Lorenzo mira en M una
puerta entreabierta. Una breve luz se deja ver entre el batiente y la madera
como un llamado para entrar en el desierto de su mente, ella sonríe, qué
fingida sonrisa de mujer, piensa él, mientras cruza los pies en la silla a
mitad de la sala. La televisión sólo muestra estática. Afuera hace frío.
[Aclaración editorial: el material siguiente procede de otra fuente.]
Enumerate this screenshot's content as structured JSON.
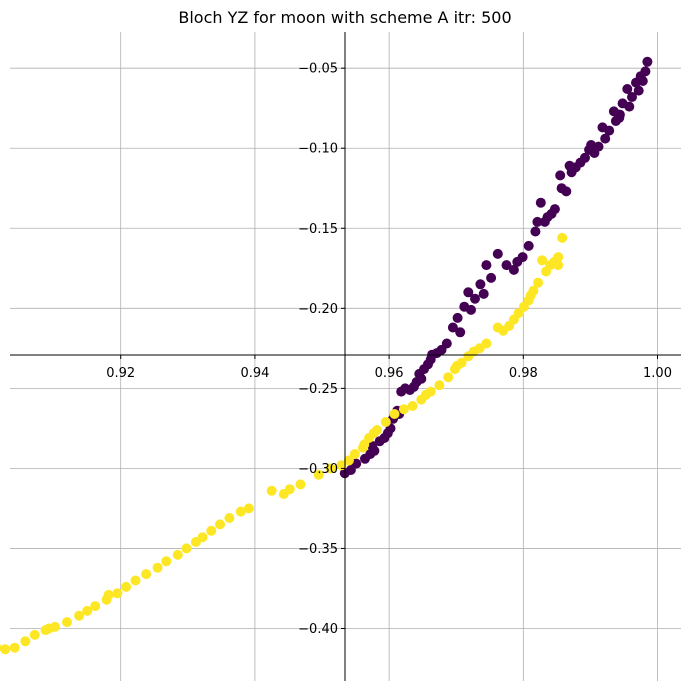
{
  "chart_data": {
    "type": "scatter",
    "title": "Bloch YZ for moon with scheme A itr: 500",
    "xlabel": "",
    "ylabel": "",
    "xlim": [
      0.9035,
      1.0035
    ],
    "ylim": [
      -0.4328,
      -0.0274
    ],
    "grid": true,
    "spines": "centered",
    "xticks": [
      0.92,
      0.94,
      0.96,
      0.98,
      1.0
    ],
    "xtick_labels": [
      "0.92",
      "0.94",
      "0.96",
      "0.98",
      "1.00"
    ],
    "yticks": [
      -0.05,
      -0.1,
      -0.15,
      -0.2,
      -0.25,
      -0.3,
      -0.35,
      -0.4
    ],
    "ytick_labels": [
      "−0.05",
      "−0.10",
      "−0.15",
      "−0.20",
      "−0.25",
      "−0.30",
      "−0.35",
      "−0.40"
    ],
    "colors": {
      "class_0": "#440154",
      "class_1": "#fde725"
    },
    "series": [
      {
        "color": "#440154",
        "points": [
          [
            0.9985,
            -0.046
          ],
          [
            0.9982,
            -0.052
          ],
          [
            0.9978,
            -0.058
          ],
          [
            0.9972,
            -0.064
          ],
          [
            0.9968,
            -0.059
          ],
          [
            0.9962,
            -0.068
          ],
          [
            0.9958,
            -0.074
          ],
          [
            0.9955,
            -0.063
          ],
          [
            0.9948,
            -0.072
          ],
          [
            0.9944,
            -0.079
          ],
          [
            0.9938,
            -0.083
          ],
          [
            0.9935,
            -0.077
          ],
          [
            0.9928,
            -0.089
          ],
          [
            0.9922,
            -0.094
          ],
          [
            0.9918,
            -0.087
          ],
          [
            0.9912,
            -0.099
          ],
          [
            0.9906,
            -0.103
          ],
          [
            0.9898,
            -0.101
          ],
          [
            0.9892,
            -0.106
          ],
          [
            0.9885,
            -0.109
          ],
          [
            0.9878,
            -0.112
          ],
          [
            0.9872,
            -0.115
          ],
          [
            0.9869,
            -0.111
          ],
          [
            0.9864,
            -0.127
          ],
          [
            0.9857,
            -0.125
          ],
          [
            0.9847,
            -0.138
          ],
          [
            0.9842,
            -0.141
          ],
          [
            0.9836,
            -0.143
          ],
          [
            0.9826,
            -0.134
          ],
          [
            0.9821,
            -0.146
          ],
          [
            0.9818,
            -0.152
          ],
          [
            0.9808,
            -0.161
          ],
          [
            0.9799,
            -0.168
          ],
          [
            0.9786,
            -0.176
          ],
          [
            0.9775,
            -0.173
          ],
          [
            0.9762,
            -0.166
          ],
          [
            0.9752,
            -0.181
          ],
          [
            0.9745,
            -0.173
          ],
          [
            0.9736,
            -0.185
          ],
          [
            0.9728,
            -0.194
          ],
          [
            0.9722,
            -0.201
          ],
          [
            0.9718,
            -0.19
          ],
          [
            0.9712,
            -0.199
          ],
          [
            0.9702,
            -0.206
          ],
          [
            0.9695,
            -0.212
          ],
          [
            0.9686,
            -0.222
          ],
          [
            0.9678,
            -0.226
          ],
          [
            0.9671,
            -0.228
          ],
          [
            0.9664,
            -0.229
          ],
          [
            0.9658,
            -0.235
          ],
          [
            0.9652,
            -0.238
          ],
          [
            0.9645,
            -0.241
          ],
          [
            0.9641,
            -0.246
          ],
          [
            0.9637,
            -0.249
          ],
          [
            0.9631,
            -0.251
          ],
          [
            0.9624,
            -0.25
          ],
          [
            0.9618,
            -0.252
          ],
          [
            0.9612,
            -0.264
          ],
          [
            0.9606,
            -0.269
          ],
          [
            0.9602,
            -0.275
          ],
          [
            0.9598,
            -0.278
          ],
          [
            0.9593,
            -0.281
          ],
          [
            0.9586,
            -0.283
          ],
          [
            0.9578,
            -0.289
          ],
          [
            0.9572,
            -0.291
          ],
          [
            0.9564,
            -0.294
          ],
          [
            0.9551,
            -0.297
          ],
          [
            0.9543,
            -0.301
          ],
          [
            0.9534,
            -0.303
          ],
          [
            0.9648,
            -0.244
          ],
          [
            0.9662,
            -0.232
          ],
          [
            0.9706,
            -0.215
          ],
          [
            0.9741,
            -0.191
          ],
          [
            0.9791,
            -0.171
          ],
          [
            0.9832,
            -0.146
          ],
          [
            0.9855,
            -0.117
          ],
          [
            0.9901,
            -0.098
          ],
          [
            0.9943,
            -0.081
          ],
          [
            0.9975,
            -0.055
          ],
          [
            0.9615,
            -0.266
          ],
          [
            0.9575,
            -0.286
          ]
        ]
      },
      {
        "color": "#fde725",
        "points": [
          [
            0.9858,
            -0.156
          ],
          [
            0.9852,
            -0.168
          ],
          [
            0.9846,
            -0.171
          ],
          [
            0.984,
            -0.173
          ],
          [
            0.9834,
            -0.177
          ],
          [
            0.9828,
            -0.17
          ],
          [
            0.9822,
            -0.184
          ],
          [
            0.9815,
            -0.189
          ],
          [
            0.9808,
            -0.195
          ],
          [
            0.9801,
            -0.199
          ],
          [
            0.9793,
            -0.203
          ],
          [
            0.9786,
            -0.207
          ],
          [
            0.9779,
            -0.211
          ],
          [
            0.977,
            -0.214
          ],
          [
            0.9745,
            -0.222
          ],
          [
            0.9735,
            -0.225
          ],
          [
            0.9726,
            -0.227
          ],
          [
            0.9718,
            -0.23
          ],
          [
            0.9708,
            -0.234
          ],
          [
            0.9698,
            -0.238
          ],
          [
            0.9688,
            -0.243
          ],
          [
            0.9675,
            -0.248
          ],
          [
            0.9662,
            -0.252
          ],
          [
            0.9648,
            -0.257
          ],
          [
            0.9635,
            -0.261
          ],
          [
            0.9622,
            -0.263
          ],
          [
            0.9608,
            -0.266
          ],
          [
            0.9595,
            -0.271
          ],
          [
            0.9582,
            -0.276
          ],
          [
            0.957,
            -0.281
          ],
          [
            0.9561,
            -0.287
          ],
          [
            0.9549,
            -0.291
          ],
          [
            0.954,
            -0.295
          ],
          [
            0.9529,
            -0.298
          ],
          [
            0.9513,
            -0.3
          ],
          [
            0.9495,
            -0.304
          ],
          [
            0.9468,
            -0.31
          ],
          [
            0.9452,
            -0.313
          ],
          [
            0.9443,
            -0.316
          ],
          [
            0.9425,
            -0.314
          ],
          [
            0.9391,
            -0.325
          ],
          [
            0.9379,
            -0.327
          ],
          [
            0.9362,
            -0.331
          ],
          [
            0.9348,
            -0.335
          ],
          [
            0.9335,
            -0.339
          ],
          [
            0.9322,
            -0.343
          ],
          [
            0.9312,
            -0.346
          ],
          [
            0.9285,
            -0.354
          ],
          [
            0.9268,
            -0.358
          ],
          [
            0.9255,
            -0.362
          ],
          [
            0.9238,
            -0.366
          ],
          [
            0.9222,
            -0.37
          ],
          [
            0.9208,
            -0.374
          ],
          [
            0.9195,
            -0.378
          ],
          [
            0.9179,
            -0.382
          ],
          [
            0.9162,
            -0.386
          ],
          [
            0.915,
            -0.389
          ],
          [
            0.9138,
            -0.392
          ],
          [
            0.912,
            -0.396
          ],
          [
            0.9102,
            -0.399
          ],
          [
            0.9088,
            -0.401
          ],
          [
            0.9072,
            -0.404
          ],
          [
            0.9058,
            -0.408
          ],
          [
            0.9042,
            -0.412
          ],
          [
            0.9028,
            -0.413
          ],
          [
            0.8985,
            -0.422
          ],
          [
            0.9852,
            -0.173
          ],
          [
            0.9811,
            -0.192
          ],
          [
            0.9762,
            -0.212
          ],
          [
            0.9701,
            -0.236
          ],
          [
            0.9655,
            -0.254
          ],
          [
            0.9577,
            -0.278
          ],
          [
            0.9563,
            -0.285
          ],
          [
            0.9298,
            -0.35
          ],
          [
            0.9182,
            -0.379
          ],
          [
            0.9093,
            -0.4
          ],
          [
            0.9015,
            -0.412
          ]
        ]
      }
    ]
  }
}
No hay
nadie abrazándose en la calle, es muy tarde, y parece haber un muro que se
impone entre las personas cuando la hora prohíbe toda comunicación, toda
salvación; él quiere que la puerta se abra y poder penetrar en todo aquello que
M esconde tras su arenosa y rítmica cortesía de juventud feliz, de cabellos
cortos y de bendita sensatez jovial. La señal se reinstaura, sólo para vender
productos de cocina. Lorenzo reflexiona en la brillante fantasía de esta vida,
y su mente se ve fragmentada por ideas que sienten, que le consumen el
razonamiento sin ejercicio alguno, como parásitos neuronales, muy baratos los sartenes,
muy barata la existencia, muy glamurosa la mano que sostiene el cuchillo. Mirando por
la ventana espera que algún alma dispersa le brinde respuesta, necesita escapar
a su soledad, M reacomoda la silla para alejarla del televisor. Lorenzo la
mira, necesita que se desnude sin quitarse la ropa, se está consumiendo de sí
mismo, sólo juntos permanecemos, divididos caemos, M no conoce la telepatía,
cierra la puerta de la habitación con un golpe delicadamente grosero.